Even though a fixed-rate mortgage may seem like a stable option, a Standard Variable Rate mortgage (SVR) could also save you money. If interest rates decrease, it could mean you saving hundreds on your mortgage. However, the interest rates are just as likely to rise, so this type of mortgage is a gamble.

Online mortgages give you a chance to closely assess the different options available in the market. The most common option chosen by many is the fixed-rate mortgage.

Taking a home mortgage enables a person to defer paying for the home purchased. Ideally, there are two parties in a home mortgage: the creditor (who gives the loan) and the debtor (who takes the mortgage). Other parties can be a legal advisor, a mortgage broker and a financial advisor.

In the current climate, now is the time to buy property- interest rates are falling as are house prices. However, if you are a first-time buyer it can be difficult to get yourself onto the property ladder.

Another most important aspect in home mortgages is the mortgage rate, which is the rate of interest that is to be paid, along with the capital. Based on the rate, home mortgages can also be categorized as fixed-rate mortgages and adjustable-rate mortgages.

The kind of mortgage to be taken depends on the borrowers requirements and situation. The main aspects to be considered are: how much can be borrowed? What is the price range? And what are the tax advantages of taking the mortgage?

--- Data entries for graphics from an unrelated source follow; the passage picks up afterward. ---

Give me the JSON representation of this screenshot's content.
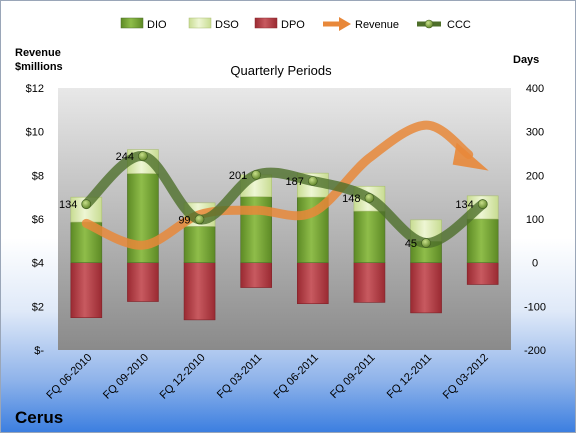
{
  "company": "Cerus",
  "chart_data": {
    "type": "bar",
    "title": "Quarterly Periods",
    "left_axis_title": [
      "Revenue",
      "$millions"
    ],
    "right_axis_title": "Days",
    "left_ticks": [
      "$-",
      "$2",
      "$4",
      "$6",
      "$8",
      "$10",
      "$12"
    ],
    "right_ticks": [
      "-200",
      "-100",
      "0",
      "100",
      "200",
      "300",
      "400"
    ],
    "left_range": [
      0,
      12
    ],
    "right_range": [
      -200,
      400
    ],
    "categories": [
      "FQ 06-2010",
      "FQ 09-2010",
      "FQ 12-2010",
      "FQ 03-2011",
      "FQ 06-2011",
      "FQ 09-2011",
      "FQ 12-2011",
      "FQ 03-2012"
    ],
    "legend": [
      "DIO",
      "DSO",
      "DPO",
      "Revenue",
      "CCC"
    ],
    "series": [
      {
        "name": "DIO",
        "axis": "right",
        "values": [
          93,
          204,
          83,
          151,
          150,
          118,
          49,
          100
        ],
        "color": "#7aa33a"
      },
      {
        "name": "DSO",
        "axis": "right",
        "values": [
          57,
          55,
          54,
          50,
          55,
          57,
          49,
          53
        ],
        "color": "#d6e8a8"
      },
      {
        "name": "DPO",
        "axis": "right",
        "values": [
          -126,
          -89,
          -131,
          -57,
          -94,
          -91,
          -115,
          -50
        ],
        "color": "#b9444a"
      },
      {
        "name": "Revenue",
        "axis": "left",
        "values": [
          5.8,
          4.8,
          6.2,
          6.4,
          6.3,
          8.8,
          10.3,
          null
        ],
        "color": "#e8883a"
      },
      {
        "name": "CCC",
        "axis": "right",
        "values": [
          134,
          244,
          99,
          201,
          187,
          148,
          45,
          134
        ],
        "color": "#4e6f2a"
      }
    ],
    "ccc_labels": [
      "134",
      "244",
      "99",
      "201",
      "187",
      "148",
      "45",
      "134"
    ],
    "grid": false,
    "legend_position": "top"
  }
}
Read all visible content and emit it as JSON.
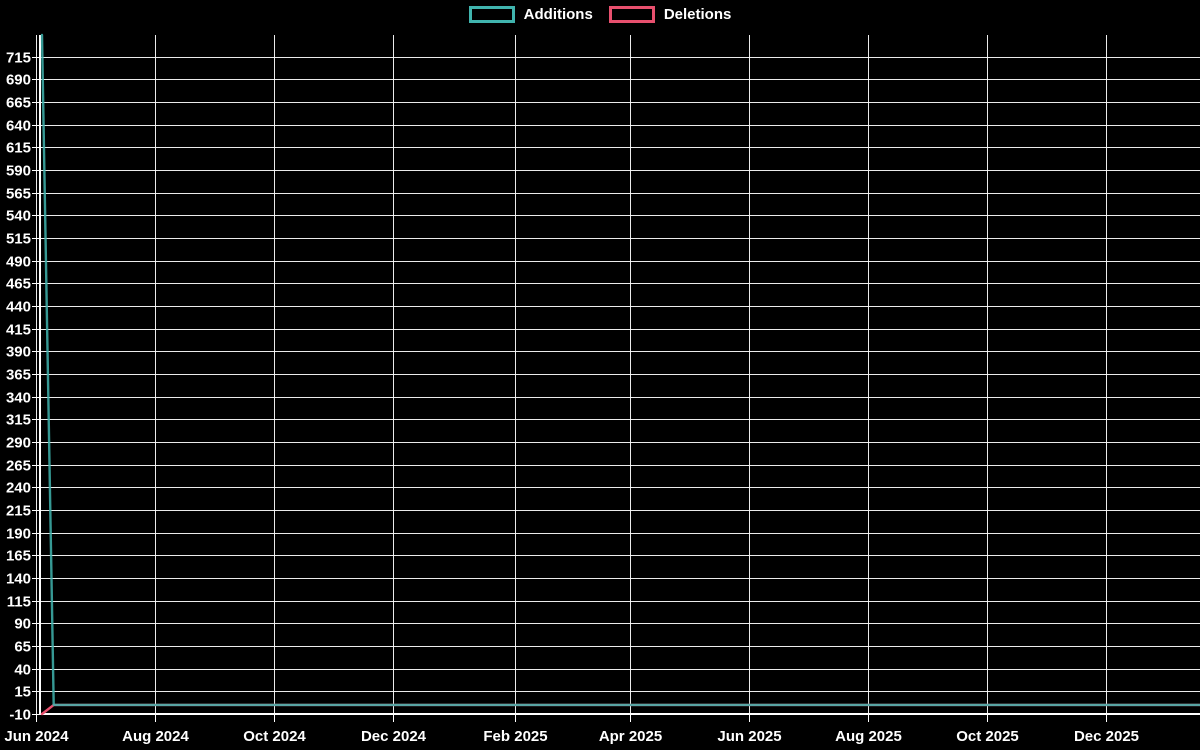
{
  "chart_data": {
    "type": "line",
    "title": "",
    "legend_position": "top-center",
    "grid": true,
    "background_color": "#000000",
    "grid_color": "#ffffff",
    "text_color": "#ffffff",
    "series": [
      {
        "name": "Additions",
        "color": "#40b4ae",
        "points": [
          [
            "2024-06-04",
            739
          ],
          [
            "2024-06-10",
            0
          ],
          [
            "2026-01-18",
            0
          ]
        ]
      },
      {
        "name": "Deletions",
        "color": "#e8506e",
        "points": [
          [
            "2024-06-04",
            -10
          ],
          [
            "2024-06-10",
            0
          ],
          [
            "2026-01-18",
            0
          ]
        ]
      }
    ],
    "x_axis": {
      "type": "time",
      "range": [
        "2024-06-03",
        "2026-01-18"
      ],
      "ticks": [
        {
          "label": "Jun 2024",
          "date": "2024-06-01"
        },
        {
          "label": "Aug 2024",
          "date": "2024-08-01"
        },
        {
          "label": "Oct 2024",
          "date": "2024-10-01"
        },
        {
          "label": "Dec 2024",
          "date": "2024-12-01"
        },
        {
          "label": "Feb 2025",
          "date": "2025-02-01"
        },
        {
          "label": "Apr 2025",
          "date": "2025-04-01"
        },
        {
          "label": "Jun 2025",
          "date": "2025-06-01"
        },
        {
          "label": "Aug 2025",
          "date": "2025-08-01"
        },
        {
          "label": "Oct 2025",
          "date": "2025-10-01"
        },
        {
          "label": "Dec 2025",
          "date": "2025-12-01"
        }
      ]
    },
    "y_axis": {
      "range": [
        -10,
        739
      ],
      "tick_step": 25,
      "ticks": [
        -10,
        15,
        40,
        65,
        90,
        115,
        140,
        165,
        190,
        215,
        240,
        265,
        290,
        315,
        340,
        365,
        390,
        415,
        440,
        465,
        490,
        515,
        540,
        565,
        590,
        615,
        640,
        665,
        690,
        715
      ]
    }
  }
}
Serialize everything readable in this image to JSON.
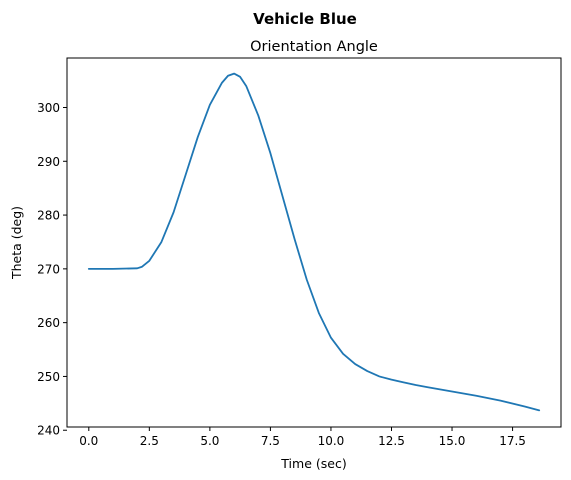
{
  "figure": {
    "suptitle": "Vehicle Blue"
  },
  "chart_data": {
    "type": "line",
    "title": "Orientation Angle",
    "xlabel": "Time (sec)",
    "ylabel": "Theta (deg)",
    "xlim": [
      -0.9,
      19.5
    ],
    "ylim": [
      240.6,
      309.2
    ],
    "xticks": [
      0,
      2.5,
      5,
      7.5,
      10,
      12.5,
      15,
      17.5
    ],
    "xtick_labels": [
      "0.0",
      "2.5",
      "5.0",
      "7.5",
      "10.0",
      "12.5",
      "15.0",
      "17.5"
    ],
    "yticks": [
      240,
      250,
      260,
      270,
      280,
      290,
      300
    ],
    "ytick_labels": [
      "240",
      "250",
      "260",
      "270",
      "280",
      "290",
      "300"
    ],
    "grid": false,
    "legend": "none",
    "colors": {
      "line": "#1f77b4"
    },
    "series": [
      {
        "x": [
          0,
          1,
          2,
          2.2,
          2.5,
          3,
          3.5,
          4,
          4.5,
          5,
          5.5,
          5.75,
          6,
          6.25,
          6.5,
          7,
          7.5,
          8,
          8.5,
          9,
          9.5,
          10,
          10.5,
          11,
          11.5,
          12,
          12.5,
          13,
          13.5,
          14,
          15,
          16,
          17,
          18,
          18.6
        ],
        "y": [
          270,
          270,
          270.1,
          270.4,
          271.5,
          275,
          280.5,
          287.5,
          294.5,
          300.5,
          304.6,
          305.9,
          306.3,
          305.7,
          304,
          298.5,
          291.5,
          283.5,
          275.5,
          268,
          261.8,
          257.2,
          254.2,
          252.3,
          251,
          250,
          249.4,
          248.9,
          248.4,
          248,
          247.2,
          246.4,
          245.5,
          244.4,
          243.7
        ]
      }
    ]
  }
}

Buyers who only plan to owner their homes in the short run or less likely to be hindered by the risk associated with fluctuating rates and usually benefit from the initial discounts that ARM offer.

If you plan to move in less than five years and expect the value of your home to increase tremendously than you may want to consider an Interest-Only Mortgage. This type of mortgage is just that, you only pay the interest of the loan along with any taxes and insurance associated with the costs of owning the home.

Getting a home mortgage is no longer a tedious process. Most lenders have online websites that enable borrowers to discuss the mortgage, submit an application and also compare the various options. Their sites also have easy-to-use home mortgage calculators that give all information, including payments to be made each month and the tax advantages, with the single click of a button.